Third, I’ve got an anthology coming out soon–this time as a translator! I had the honor of translating the title story “The Way Spring Arrives” by Wang Nuonuo for the upcoming anthology edited by Yu Chen and Regina Kanyu Wang. More here from Tor:

“As the home of the critically acclaimed Broken Stars and Invisible Planets, Tom Doherty Associates continues to expand its Chinese science fiction and fantasy program with this brand new collection. It will feature stories by award-winning authors Anna Wu, Xia Jia, Gu Shi, and Wang Nuonuo, among others, with a star-studded team of translators including Rebecca F. Kuang, Carmen Yiling Yan, and Gigi Chang, and many more. The collection will also feature critical essays on the art of translation, the state of science fiction and fantasy in China and the United States by Emily Xueni Jin (Yale University), Xueting Christine Ni (From Kuan Yin to Chairman Mao), and Jing Tsu (Yale University).”

that Time list…

According to Time Magazine this month, I’ve apparently written two of the 100 best fantasy novels of all time. The list had this to say about The Dragon Republic: “The story Kuang weaves around Rin and her battle-hardened comrades-in-arms in The Dragon Republic builds upon the reputation Kuang earned with her debut as one of contemporary fantasy’s most promising writers.”

So that felt pretty good!

“Best of” lists are always kind of silly from conception, and I know there’s no objective way to determine the best 100 fantasy novels of this time, but I see this list as a badly-needed nod to not only where the genre’s been, but also the excitingly diverse directions in which it’s going. There are a lot more women, BIPOC writers, and queer writers on this list than almost any other declaration of the Anglophone fantasy canon that I’ve seen. The composition has a lot to do with that (they actually asked BIPOC writers to consult! imagine!). So that’s why this is an honor. It’s made my month, really.

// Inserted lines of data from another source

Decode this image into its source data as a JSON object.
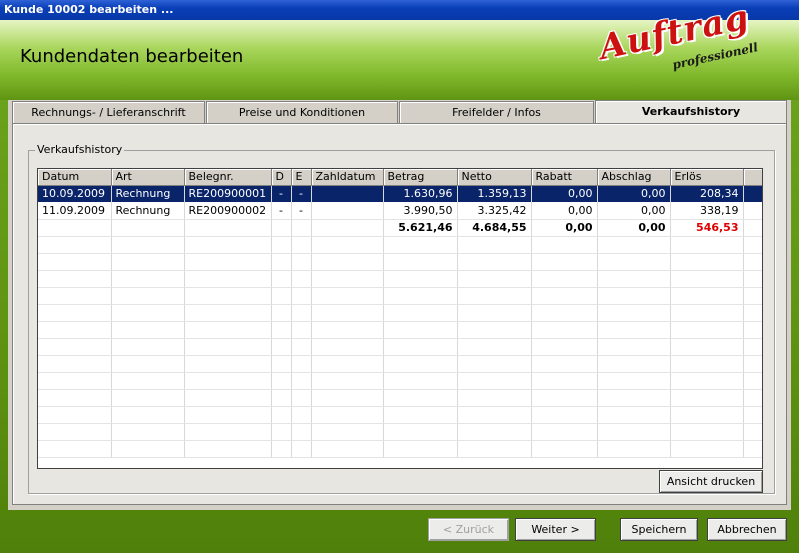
{
  "window": {
    "title": "Kunde 10002 bearbeiten ..."
  },
  "header": {
    "title": "Kundendaten bearbeiten",
    "logo_main": "Auftrag",
    "logo_sub": "professionell"
  },
  "tabs": [
    {
      "label": "Rechnungs- /  Lieferanschrift"
    },
    {
      "label": "Preise und Konditionen"
    },
    {
      "label": "Freifelder / Infos"
    },
    {
      "label": "Verkaufshistory"
    }
  ],
  "group": {
    "label": "Verkaufshistory"
  },
  "table": {
    "columns": [
      "Datum",
      "Art",
      "Belegnr.",
      "D",
      "E",
      "Zahldatum",
      "Betrag",
      "Netto",
      "Rabatt",
      "Abschlag",
      "Erlös"
    ],
    "rows": [
      [
        "10.09.2009",
        "Rechnung",
        "RE200900001",
        "-",
        "-",
        "",
        "1.630,96",
        "1.359,13",
        "0,00",
        "0,00",
        "208,34"
      ],
      [
        "11.09.2009",
        "Rechnung",
        "RE200900002",
        "-",
        "-",
        "",
        "3.990,50",
        "3.325,42",
        "0,00",
        "0,00",
        "338,19"
      ]
    ],
    "totals": [
      "",
      "",
      "",
      "",
      "",
      "",
      "5.621,46",
      "4.684,55",
      "0,00",
      "0,00",
      "546,53"
    ]
  },
  "buttons": {
    "print": "Ansicht drucken",
    "back": "< Zurück",
    "next": "Weiter >",
    "save": "Speichern",
    "cancel": "Abbrechen"
  },
  "colors": {
    "selection": "#0a246a",
    "accent_green": "#7fb82a",
    "total_red": "#e00000"
  }
}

LeVar Burton reads “The Nine Curves River”

LeVar Burton recently did a dramatic reading of my short story “The Nine Curves River” (written for the 2020 anthology The Book of Dragons, ed. Jonathan Strahan) , which you can listen to here. I love his narration; it’s heart-breaking. I grew up watching Reading Rainbow, so it was pretty awesome to grow up to write words that LeVar Burton read out loud!